Kiedyś sam próbowałem cokolwiek znaleźć i jedyne ślady pewne to oczywiście żółty budynek stacji PKP we Włochach (stoi pod skosem do obecnej linii PKP, a dawniej prostopadle do EKD w ciągu ul. Popularnej) oraz stare słupy trakcyjne przy ul. Równoległej (wzdłuż obecnych torów WKD) wskazujące na stary przebieg linii, choć być może nie mają one nic wspólnego z EKD do Włoch, lecz raczej dawnym przebiegiem linii w śladzie ulicy Drawskiej - ja jednak wierzę, że to pozostałość dawnego układu tej linii, która właśnie w tym mniej więcej miejscu powinna rozgałęziać się do Włoch.
Dalej na siłę można się dopatrywać pozostałości po linii w tym, że ul. Popularna ma dosyć szeroki korytarz, który obecna jezdnia i chodniki na dużym obszarze niewiele wykorzystują. Pytanie też, czy skądinąd dziwny i wystający w ten korytarz budynek apteki na rogu z ul.

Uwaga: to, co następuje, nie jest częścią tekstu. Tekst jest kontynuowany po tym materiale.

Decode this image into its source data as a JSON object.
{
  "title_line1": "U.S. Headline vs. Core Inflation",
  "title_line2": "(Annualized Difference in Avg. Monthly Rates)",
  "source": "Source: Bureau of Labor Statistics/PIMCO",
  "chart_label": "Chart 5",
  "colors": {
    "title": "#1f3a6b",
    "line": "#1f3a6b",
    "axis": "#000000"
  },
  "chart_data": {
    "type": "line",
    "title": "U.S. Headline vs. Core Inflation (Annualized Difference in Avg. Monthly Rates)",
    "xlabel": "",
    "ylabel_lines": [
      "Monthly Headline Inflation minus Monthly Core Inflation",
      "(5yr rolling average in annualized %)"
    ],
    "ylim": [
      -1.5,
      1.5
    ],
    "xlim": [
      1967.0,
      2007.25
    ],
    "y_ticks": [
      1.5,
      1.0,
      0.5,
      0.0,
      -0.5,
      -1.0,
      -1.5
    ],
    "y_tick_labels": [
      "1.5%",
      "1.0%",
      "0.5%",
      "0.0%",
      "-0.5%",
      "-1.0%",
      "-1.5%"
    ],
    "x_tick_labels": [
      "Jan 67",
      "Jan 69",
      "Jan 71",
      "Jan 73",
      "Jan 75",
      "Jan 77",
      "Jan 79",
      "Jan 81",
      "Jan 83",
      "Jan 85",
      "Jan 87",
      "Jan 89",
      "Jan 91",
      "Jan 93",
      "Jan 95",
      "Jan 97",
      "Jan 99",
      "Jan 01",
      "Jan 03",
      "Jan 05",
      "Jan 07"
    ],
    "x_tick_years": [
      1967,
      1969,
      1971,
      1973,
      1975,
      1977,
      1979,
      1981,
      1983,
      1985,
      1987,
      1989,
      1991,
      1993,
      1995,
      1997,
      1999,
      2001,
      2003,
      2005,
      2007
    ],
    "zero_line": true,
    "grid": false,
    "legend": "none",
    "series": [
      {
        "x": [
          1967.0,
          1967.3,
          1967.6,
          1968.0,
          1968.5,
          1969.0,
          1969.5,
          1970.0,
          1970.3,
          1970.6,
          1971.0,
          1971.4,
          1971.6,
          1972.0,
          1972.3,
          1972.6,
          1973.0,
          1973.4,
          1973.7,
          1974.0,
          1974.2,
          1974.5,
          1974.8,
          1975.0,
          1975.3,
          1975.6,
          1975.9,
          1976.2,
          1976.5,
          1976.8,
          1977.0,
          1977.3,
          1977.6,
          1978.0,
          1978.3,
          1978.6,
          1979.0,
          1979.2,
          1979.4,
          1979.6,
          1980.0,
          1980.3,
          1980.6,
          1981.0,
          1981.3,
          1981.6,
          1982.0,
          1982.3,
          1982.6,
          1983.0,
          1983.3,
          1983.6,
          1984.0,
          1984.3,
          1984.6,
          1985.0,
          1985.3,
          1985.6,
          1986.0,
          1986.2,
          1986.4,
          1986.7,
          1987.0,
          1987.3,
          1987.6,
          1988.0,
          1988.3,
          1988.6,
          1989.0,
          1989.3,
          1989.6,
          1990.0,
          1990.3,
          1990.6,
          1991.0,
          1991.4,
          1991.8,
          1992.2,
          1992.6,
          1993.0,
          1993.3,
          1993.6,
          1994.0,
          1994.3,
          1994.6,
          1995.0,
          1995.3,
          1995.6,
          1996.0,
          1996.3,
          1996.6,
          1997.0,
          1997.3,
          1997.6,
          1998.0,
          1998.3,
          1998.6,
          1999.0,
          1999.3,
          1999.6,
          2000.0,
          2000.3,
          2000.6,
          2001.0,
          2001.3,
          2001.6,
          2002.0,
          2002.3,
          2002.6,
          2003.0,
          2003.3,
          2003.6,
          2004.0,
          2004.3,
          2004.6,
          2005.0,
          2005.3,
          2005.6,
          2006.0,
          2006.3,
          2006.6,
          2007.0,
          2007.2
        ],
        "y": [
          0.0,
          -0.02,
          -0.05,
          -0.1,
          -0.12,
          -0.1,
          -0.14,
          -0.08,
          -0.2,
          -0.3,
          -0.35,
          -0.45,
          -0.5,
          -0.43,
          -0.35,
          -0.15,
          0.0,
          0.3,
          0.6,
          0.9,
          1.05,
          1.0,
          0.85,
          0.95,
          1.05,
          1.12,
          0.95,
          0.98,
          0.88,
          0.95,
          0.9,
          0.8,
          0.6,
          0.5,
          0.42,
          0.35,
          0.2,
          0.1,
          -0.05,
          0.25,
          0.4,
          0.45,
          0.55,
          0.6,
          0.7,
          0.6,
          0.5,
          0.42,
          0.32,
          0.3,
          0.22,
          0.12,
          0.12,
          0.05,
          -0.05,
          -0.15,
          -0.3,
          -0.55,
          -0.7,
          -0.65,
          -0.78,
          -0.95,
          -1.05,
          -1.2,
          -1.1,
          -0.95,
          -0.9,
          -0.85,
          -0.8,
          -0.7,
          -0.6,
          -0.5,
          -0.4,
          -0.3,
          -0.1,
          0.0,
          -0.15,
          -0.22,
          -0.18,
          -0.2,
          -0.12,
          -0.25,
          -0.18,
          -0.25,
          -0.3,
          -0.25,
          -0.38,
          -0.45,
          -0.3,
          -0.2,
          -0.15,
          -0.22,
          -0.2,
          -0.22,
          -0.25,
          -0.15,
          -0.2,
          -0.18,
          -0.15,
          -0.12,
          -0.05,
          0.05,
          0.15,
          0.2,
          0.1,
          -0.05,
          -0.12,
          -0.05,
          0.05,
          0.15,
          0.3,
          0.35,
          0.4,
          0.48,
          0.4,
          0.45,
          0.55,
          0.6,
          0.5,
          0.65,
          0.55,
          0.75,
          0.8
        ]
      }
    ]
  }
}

Krańcową ma coś wspólnego z dawnym przystankiem znajdującym się mniej więcej w tym miejscu?
Szukając też samemu śladów dopatrywałem się śladów toru w załamaniach asfaltu ul. Popularnej na starym odcinku w pobliżu obecnych torów PKP - tam jak już zaczynają się te ugory. Wydaje się, że tam raczej niewiele powinno się zmienić przez ostatnie bez mała półwiecze, więc może to to?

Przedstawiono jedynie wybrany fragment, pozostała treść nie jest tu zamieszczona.